Também é importante lembrar que a motivação inicial, embora importante, nem sempre é suficiente para consolidar uma mudança. Grande parte dos nossos comportamentos quotidianos está associada às rotinas e aos contextos em que vivemos. A investigação sobre os nossos hábitos mostra que estes se constroem através da repetição e da associação entre determinados comportamentos e os contextos em que ocorrem (Wood & Neal, 2007). Por isso, mudanças pequenas e sustentáveis podem ser mais eficazes do que grandes revoluções difíceis de implementar e de manter.

Caminhar vinte minutos algumas vezes por semana pode ser mais realista do que decidir fazer exercício diariamente. Deitar meia hora mais cedo pode ser mais exequível do que alterar completamente a rotina do sono. Reservar um período semanal sem trabalho pode representar uma mudança importante sem exigir uma reorganização total da vida. Pequenos passos não significam falta de ambição; muitas vezes, são precisamente aquilo que permite que uma mudança se mantenha ao longo do tempo.

E haverá dias em que não conseguiremos cumprir tudo aquilo a que nos propusemos. É precisamente nesses momentos que importa evitar transformar uma dificuldade numa avaliação negativa de nós próprios e do nosso desempenho. A autocompaixão implica reconhecer os nossos limites, erros e dificuldades sem responder imediatamente com crítica e dureza, adotando uma atitude mais compreensiva perante a própria experiência (Neff, 2003). Isto não significa desistir dos objetivos ou justificar tudo aquilo que fazemos, mas perceber que a mudança raramente acontece de forma linear.

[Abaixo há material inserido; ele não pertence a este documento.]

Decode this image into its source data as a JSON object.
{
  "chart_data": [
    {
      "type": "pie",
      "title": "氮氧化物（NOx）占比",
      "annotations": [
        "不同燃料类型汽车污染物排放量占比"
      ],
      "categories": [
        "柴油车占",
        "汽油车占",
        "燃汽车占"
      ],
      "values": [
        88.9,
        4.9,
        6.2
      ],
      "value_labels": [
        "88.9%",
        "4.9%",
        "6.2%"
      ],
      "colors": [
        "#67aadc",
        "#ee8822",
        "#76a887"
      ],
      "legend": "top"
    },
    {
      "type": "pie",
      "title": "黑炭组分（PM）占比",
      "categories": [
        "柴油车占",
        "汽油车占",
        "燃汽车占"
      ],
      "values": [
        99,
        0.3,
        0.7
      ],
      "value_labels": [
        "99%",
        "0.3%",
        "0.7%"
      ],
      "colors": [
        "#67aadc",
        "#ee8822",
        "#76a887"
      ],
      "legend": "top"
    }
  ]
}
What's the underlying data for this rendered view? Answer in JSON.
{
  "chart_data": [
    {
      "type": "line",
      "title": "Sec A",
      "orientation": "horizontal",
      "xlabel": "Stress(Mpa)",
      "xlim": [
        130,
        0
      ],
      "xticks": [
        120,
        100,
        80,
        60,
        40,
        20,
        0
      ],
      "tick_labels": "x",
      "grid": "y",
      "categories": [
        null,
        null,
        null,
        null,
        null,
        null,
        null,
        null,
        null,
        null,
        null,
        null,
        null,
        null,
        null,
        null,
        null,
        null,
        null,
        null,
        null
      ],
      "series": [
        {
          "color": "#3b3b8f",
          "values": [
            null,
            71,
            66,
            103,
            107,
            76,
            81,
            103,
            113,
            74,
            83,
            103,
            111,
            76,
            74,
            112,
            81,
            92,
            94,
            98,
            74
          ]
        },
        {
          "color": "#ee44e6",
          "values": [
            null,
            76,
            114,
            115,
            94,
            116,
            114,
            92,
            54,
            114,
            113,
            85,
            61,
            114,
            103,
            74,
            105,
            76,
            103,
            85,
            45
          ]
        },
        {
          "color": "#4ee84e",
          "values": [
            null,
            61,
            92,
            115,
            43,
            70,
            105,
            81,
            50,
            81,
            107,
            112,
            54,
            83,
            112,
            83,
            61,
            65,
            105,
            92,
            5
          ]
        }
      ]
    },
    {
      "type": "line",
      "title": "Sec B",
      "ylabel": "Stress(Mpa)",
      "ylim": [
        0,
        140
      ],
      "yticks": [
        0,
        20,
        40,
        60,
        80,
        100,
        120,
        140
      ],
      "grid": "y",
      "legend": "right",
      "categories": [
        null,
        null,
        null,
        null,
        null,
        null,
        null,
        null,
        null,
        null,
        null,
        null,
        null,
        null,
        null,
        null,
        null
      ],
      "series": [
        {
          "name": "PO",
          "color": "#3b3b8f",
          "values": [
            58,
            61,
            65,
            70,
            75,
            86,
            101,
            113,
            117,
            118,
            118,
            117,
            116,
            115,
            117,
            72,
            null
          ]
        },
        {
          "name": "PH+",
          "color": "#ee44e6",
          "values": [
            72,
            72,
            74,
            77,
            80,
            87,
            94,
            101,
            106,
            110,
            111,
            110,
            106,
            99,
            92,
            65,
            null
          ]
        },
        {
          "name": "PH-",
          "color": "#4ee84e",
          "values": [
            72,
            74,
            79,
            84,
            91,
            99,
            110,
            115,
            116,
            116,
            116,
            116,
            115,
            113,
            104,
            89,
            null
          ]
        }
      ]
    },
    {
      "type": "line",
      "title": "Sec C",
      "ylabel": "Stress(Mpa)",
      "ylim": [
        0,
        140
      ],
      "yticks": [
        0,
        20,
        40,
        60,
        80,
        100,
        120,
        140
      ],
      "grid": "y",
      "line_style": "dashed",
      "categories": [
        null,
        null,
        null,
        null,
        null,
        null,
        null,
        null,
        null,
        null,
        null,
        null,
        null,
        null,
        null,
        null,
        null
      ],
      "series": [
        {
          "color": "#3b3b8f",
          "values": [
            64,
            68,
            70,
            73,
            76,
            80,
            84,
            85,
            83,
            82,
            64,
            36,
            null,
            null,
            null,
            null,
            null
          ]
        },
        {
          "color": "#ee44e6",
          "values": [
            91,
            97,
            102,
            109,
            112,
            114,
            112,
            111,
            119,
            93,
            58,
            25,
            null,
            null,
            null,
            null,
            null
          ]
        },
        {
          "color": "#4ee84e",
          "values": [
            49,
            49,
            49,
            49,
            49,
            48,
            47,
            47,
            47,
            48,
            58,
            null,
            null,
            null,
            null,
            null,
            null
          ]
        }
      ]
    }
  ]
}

Recomeçar não significa fazer tudo bem a partir de agora, nem apagar aquilo que aconteceu antes. Podemos entrar em setembro levando connosco aquilo que aprendemos, as dificuldades que atravessámos, aquilo que conseguimos e também aquilo que ainda não conseguimos resolver. Talvez o verdadeiro valor psicológico de setembro esteja precisamente aí: não na obrigação de nos tornarmos diferentes, mas na oportunidade de parar, observar e escolher com maior consciência a forma como queremos continuar.

Um novo começo não precisa, portanto, de ser uma revolução. Às vezes, começa apenas com uma pequena mudança suficientemente importante para tornar os nossos dias um pouco mais próximos da vida que queremos viver.
Referências Bibliográticas:
Dai, H., Milkman, K. L., & Riis, J. (2014). The fresh start effect: Temporal landmarks motivate aspirational behavior. Management Science, 60(10), 2563–2582.
Locke, E. A., & Latham, G. P. (2002). Building a practically useful theory of goal setting and task motivation: A 35-year odyssey. American Psychologist, 57(9), 705–717.
Neff, K. D. (2003). The development and validation of a scale to measure self-compassion. Self and Identity, 2(3), 223–250. Wood, W., & Neal, D. T. (2007). A new look at habits and the habit–goal interface. Psychological Review, 114(4), 843–863.